Does this code cause bank conflicts?

#include <stdio.h>

const int N = 256;
__global__ void write_double(int* input) {
    __shared__ double data[N];

    if(threadIdx.x != 0) return;

    printf("%p %p\n", &data[0], &data[1]);
    int tid = threadIdx.x;
    data[tid] = input[tid];
}

int test1() {
    int* input;
    printf("sizeof double is %d\n", sizeof(double));

    int n = N;
    cudaMalloc(&input, n * sizeof(int));
    write_double<<<1, N>>>(input);
    cudaFree(input);
    return 0;
}

As far as I know, bank size is 4 byte, and sizeof(double) is 8, so thread 0 access address [0~7] in bank 0 and 1, and thread 16 access address [128~135] which is also in bank 0 and bank 1, is that the fact?

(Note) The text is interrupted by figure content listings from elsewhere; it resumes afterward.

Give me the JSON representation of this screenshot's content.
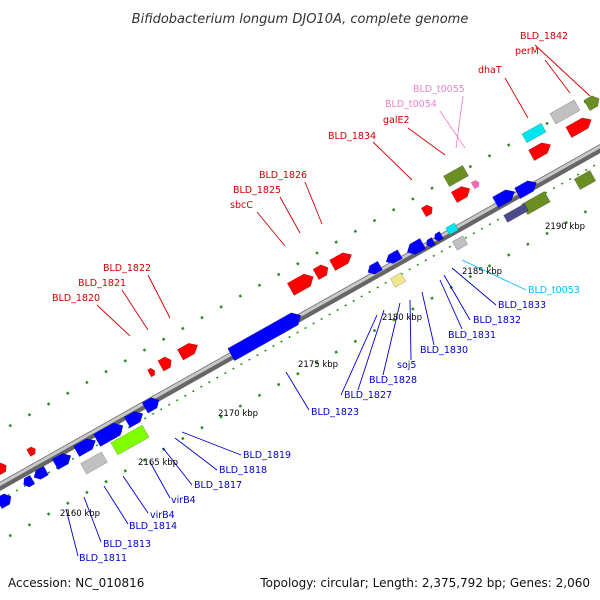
{
  "title": "Bifidobacterium longum DJO10A, complete genome",
  "accession": "Accession: NC_010816",
  "summary": "Topology: circular; Length: 2,375,792 bp; Genes: 2,060",
  "colors": {
    "backbone": "#9a9a9a",
    "gene_red": "#ff0000",
    "gene_blue": "#0000ff",
    "gene_olive": "#6b8e23",
    "gene_gray": "#c0c0c0",
    "gene_cyan": "#00e5ee",
    "gene_pink": "#ff69b4",
    "gene_green": "#7fff00",
    "gene_khaki": "#f0e68c",
    "gene_navy": "#4b4b8c",
    "tick_green": "#228b22",
    "label_red": "#cc0000",
    "label_pink": "#ee82c8",
    "label_blue": "#0000cc",
    "label_cyan": "#00bfff"
  },
  "kbp_ticks": [
    "2160 kbp",
    "2165 kbp",
    "2170 kbp",
    "2175 kbp",
    "2180 kbp",
    "2185 kbp",
    "2190 kbp"
  ],
  "labels": {
    "bld_1842": "BLD_1842",
    "perm": "perM",
    "dhat": "dhaT",
    "bld_t0055": "BLD_t0055",
    "bld_t0054": "BLD_t0054",
    "gale2": "galE2",
    "bld_1834": "BLD_1834",
    "bld_1826": "BLD_1826",
    "bld_1825": "BLD_1825",
    "sbcc": "sbcC",
    "bld_1822": "BLD_1822",
    "bld_1821": "BLD_1821",
    "bld_1820": "BLD_1820",
    "bld_t0053": "BLD_t0053",
    "bld_1833": "BLD_1833",
    "bld_1832": "BLD_1832",
    "bld_1831": "BLD_1831",
    "bld_1830": "BLD_1830",
    "soj5": "soj5",
    "bld_1828": "BLD_1828",
    "bld_1827": "BLD_1827",
    "bld_1823": "BLD_1823",
    "bld_1819": "BLD_1819",
    "bld_1818": "BLD_1818",
    "bld_1817": "BLD_1817",
    "virb4_a": "virB4",
    "virb4_b": "virB4",
    "bld_1814": "BLD_1814",
    "bld_1813": "BLD_1813",
    "bld_1811": "BLD_1811"
  }
}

I think there should be bank conflicts but in my profiling, I can’t see it. I wonder why?

Thank you !

The understanding of bank width and banks accessed is correct.

The Load Store Unit (LSU) will break load/store instructions of >32-bit per thread into multiple wavefronts so it will show an increase in wavefronts; however, these are not reported a bank conflicts.

No bank conflicts here because when each thread access 8 byte, the 32 threads in a warp will be splited into two phases to do shared memory loading,
firstly, the T0~T15 thread will access the 32 bank data firstly,
then, the T16~T31 will access the next 32 bank data.

Similarly, when each thread access 16 byte, like float4, the 32 threads will be splited into four phase to do shared memory loading, and each phase will process a quater of a warp.

Thank you. I heard of this, is there any official documentation talking about this?

Is there any documentation mentioned this?